L’augmentation de la TVA (+ 1.6 point), une mesure amputant le pouvoir d’achat, avait financé une baisse de 13.2 milliards d’euros de cotisations familiales votée en février dernier. Elle devait s’appliquer au 1er octobre et sa suppression constituait une des promesses de campagne de François Hollande.

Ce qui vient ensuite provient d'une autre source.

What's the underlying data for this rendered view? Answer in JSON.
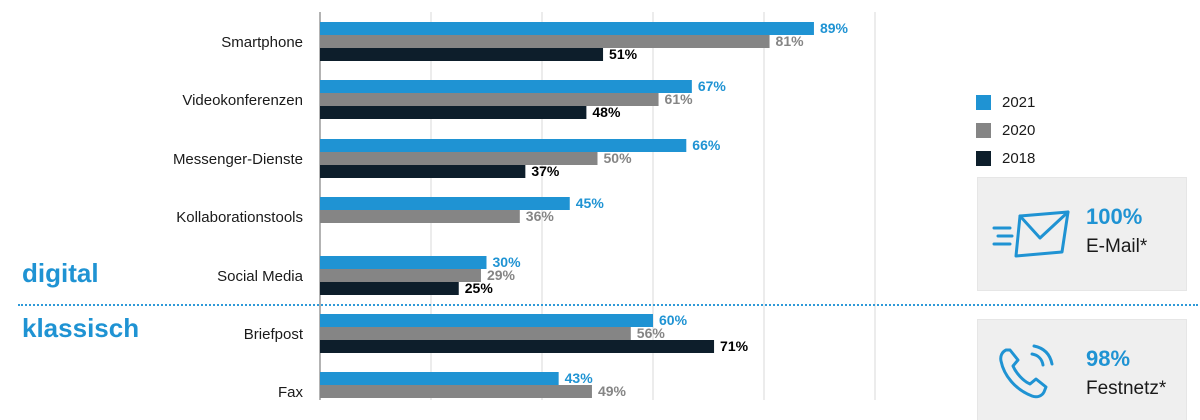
{
  "chart_data": {
    "type": "bar",
    "orientation": "horizontal",
    "categories": [
      "Smartphone",
      "Videokonferenzen",
      "Messenger-Dienste",
      "Kollaborationstools",
      "Social Media",
      "Briefpost",
      "Fax"
    ],
    "series": [
      {
        "name": "2021",
        "color": "#1f93d3",
        "values": [
          89,
          67,
          66,
          45,
          30,
          60,
          43
        ]
      },
      {
        "name": "2020",
        "color": "#858585",
        "values": [
          81,
          61,
          50,
          36,
          29,
          56,
          49
        ]
      },
      {
        "name": "2018",
        "color": "#0d1e2b",
        "values": [
          51,
          48,
          37,
          null,
          25,
          71,
          null
        ]
      }
    ],
    "value_labels": [
      [
        "89%",
        "67%",
        "66%",
        "45%",
        "30%",
        "60%",
        "43%"
      ],
      [
        "81%",
        "61%",
        "50%",
        "36%",
        "29%",
        "56%",
        "49%"
      ],
      [
        "51%",
        "48%",
        "37%",
        "",
        "25%",
        "71%",
        ""
      ]
    ],
    "xlim": [
      0,
      100
    ],
    "grid": true,
    "legend_position": "right"
  },
  "sections": {
    "digital": "digital",
    "klassisch": "klassisch"
  },
  "legend": [
    {
      "label": "2021",
      "color": "#1f93d3"
    },
    {
      "label": "2020",
      "color": "#858585"
    },
    {
      "label": "2018",
      "color": "#0d1e2b"
    }
  ],
  "kpis": {
    "email": {
      "value": "100%",
      "label": "E-Mail*",
      "icon": "envelope-icon"
    },
    "festnetz": {
      "value": "98%",
      "label": "Festnetz*",
      "icon": "phone-icon"
    }
  }
}
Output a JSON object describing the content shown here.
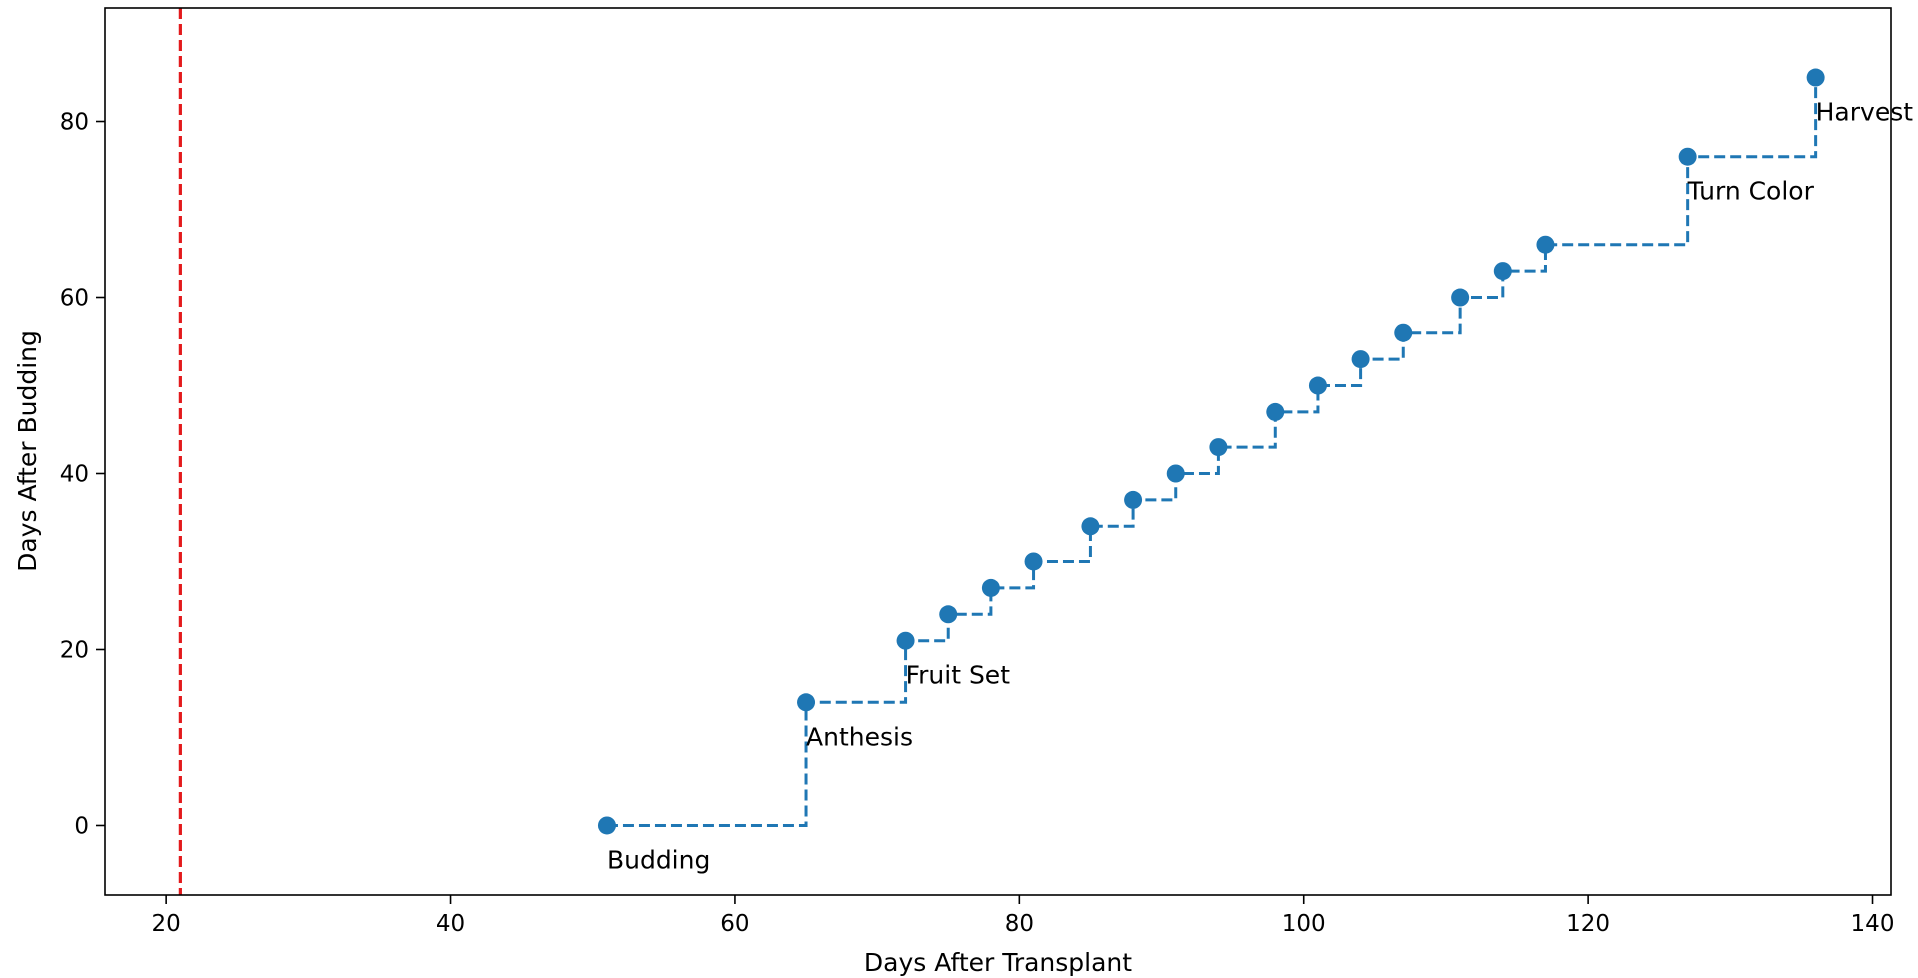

Les arguments de la droite sont connus: « dans l’industrie, le chef d’entreprise allemand paie deux fois moins de charge que le chef d’entreprise français. En annulant l’augmentation de la TVA on affaiblirait la compétitivité des entreprises. C’est forcément l’emploi qui en fera les frais ».

La réponse de la gauche est simple: Est-il opportun aujourd’hui de transférer des cotisations sur les ménages ? La réponse est évidemment non !

Par exemple dans l’automobile, davantage de compétitivité est pour nous les Français, l’idée que la compétitivité repose exclusivement sur les salaires et les charges est une idée de droite. Elle délaisse les choix stratégiques: la redistribution des actionnaires, des dirigeants d’entreprise, les retards d’investissement dans la recherche, l’innovation, les mesures internes à l’Europe pour rendre le marché équitable, sans oublier la protection des marchés émergents, l’absence de réciprocité de l’Europe et surtout le niveau de l’euro et des taux. Cette mesure qui rend du pouvoir d’achat aux salariés est juste socialement et profitable économiquement.